Is polyamory legal?

Yes, with caveats. Having multiple romantic or sexual partners simultaneously is legal almost everywhere; legally marrying more than one person at a time is not. A handful of US jurisdictions have begun recognising multi-partner domestic-partnership structures. Custody, employment, and housing protections remain inconsistent.

The basic legal landscape, in the US and most peer democracies, is that adults are free to have whatever relationships they choose to have with consenting other adults. Polyamory in the everyday sense — multiple loving partners, with everyone's knowledge — is not regulated, not prohibited, and not subject to direct legal consequence in itself.

What is regulated is legal marriage. Most jurisdictions legally recognise only one marriage at a time per person; entering a second legal marriage while still legally married to the first is bigamy. This is the source of common confusion: 'polyamory is illegal' usually conflates legally-recognised polygamous marriage (which is restricted) with polyamorous relationship practice (which is not).

A few US municipalities have begun recognising domestic-partnership structures with more than two participants — Somerville, Cambridge, and Arlington in Massachusetts, Berkeley and Oakland in California, among others. These ordinances grant some of the local recognition benefits (hospital visitation, family-leave eligibility) without overriding state or federal marriage law.
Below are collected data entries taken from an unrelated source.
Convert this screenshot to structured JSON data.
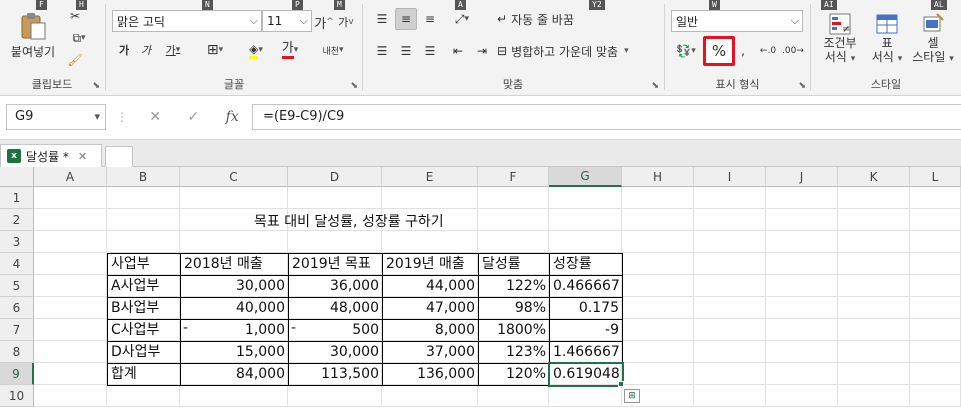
{
  "keytips": {
    "a": "F",
    "b": "H",
    "c": "N",
    "d": "P",
    "e": "M",
    "f": "A",
    "g": "W",
    "h": "Y2",
    "i": "AI",
    "j": "AL"
  },
  "clipboard": {
    "paste_label": "붙여넣기",
    "group_label": "클립보드"
  },
  "font": {
    "name": "맑은 고딕",
    "size": "11",
    "grow": "가",
    "shrink": "가",
    "bold": "가",
    "italic": "가",
    "underline": "가",
    "font_color_glyph": "가",
    "phonetic": "내천",
    "group_label": "글꼴"
  },
  "alignment": {
    "wrap_label": "자동 줄 바꿈",
    "merge_label": "병합하고 가운데 맞춤",
    "group_label": "맞춤"
  },
  "number": {
    "format": "일반",
    "percent_label": "%",
    "group_label": "표시 형식"
  },
  "styles": {
    "conditional_label": "조건부\n서식",
    "conditional_l1": "조건부",
    "conditional_l2": "서식",
    "table_l1": "표",
    "table_l2": "서식",
    "cell_l1": "셀",
    "cell_l2": "스타일",
    "group_label": "스타일"
  },
  "formula_bar": {
    "name_box": "G9",
    "fx": "fx",
    "formula": "=(E9-C9)/C9"
  },
  "sheet_tab": {
    "name": "달성률 *"
  },
  "columns": [
    "A",
    "B",
    "C",
    "D",
    "E",
    "F",
    "G",
    "H",
    "I",
    "J",
    "K",
    "L"
  ],
  "rows": [
    "1",
    "2",
    "3",
    "4",
    "5",
    "6",
    "7",
    "8",
    "9",
    "10"
  ],
  "sheet": {
    "title": "목표 대비 달성률, 성장률 구하기",
    "headers": [
      "사업부",
      "2018년 매출",
      "2019년 목표",
      "2019년 매출",
      "달성률",
      "성장률"
    ],
    "data": [
      [
        "A사업부",
        "30,000",
        "36,000",
        "44,000",
        "122%",
        "0.466667"
      ],
      [
        "B사업부",
        "40,000",
        "48,000",
        "47,000",
        "98%",
        "0.175"
      ],
      [
        "C사업부",
        "1,000",
        "500",
        "8,000",
        "1800%",
        "-9"
      ],
      [
        "D사업부",
        "15,000",
        "30,000",
        "37,000",
        "123%",
        "1.466667"
      ],
      [
        "합계",
        "84,000",
        "113,500",
        "136,000",
        "120%",
        "0.619048"
      ]
    ],
    "dash": "-"
  },
  "colors": {
    "excel_green": "#217346",
    "highlight_red": "#e81123"
  }
}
Where polyamorous people commonly do encounter legal friction: child custody (a parent's polyamorous structure can be raised against them in divorce proceedings, though appellate courts have been increasingly unwilling to penalise structure absent demonstrable harm to the child), employment (no federal protection against polyamory-based discrimination in most jurisdictions; some local protections exist), housing (occupancy ordinances often limit unrelated adults sharing a residence), and immigration (only one spouse can be sponsored).

Practical workarounds for the legal-recognition gap include: explicit cohabitation agreements, healthcare proxies, durable powers of attorney, beneficiary designations, and clear estate planning. None of these fully replicate marriage but they cover most of the practical infrastructure that polyamorous households need. Speak to a family-law specialist in your jurisdiction.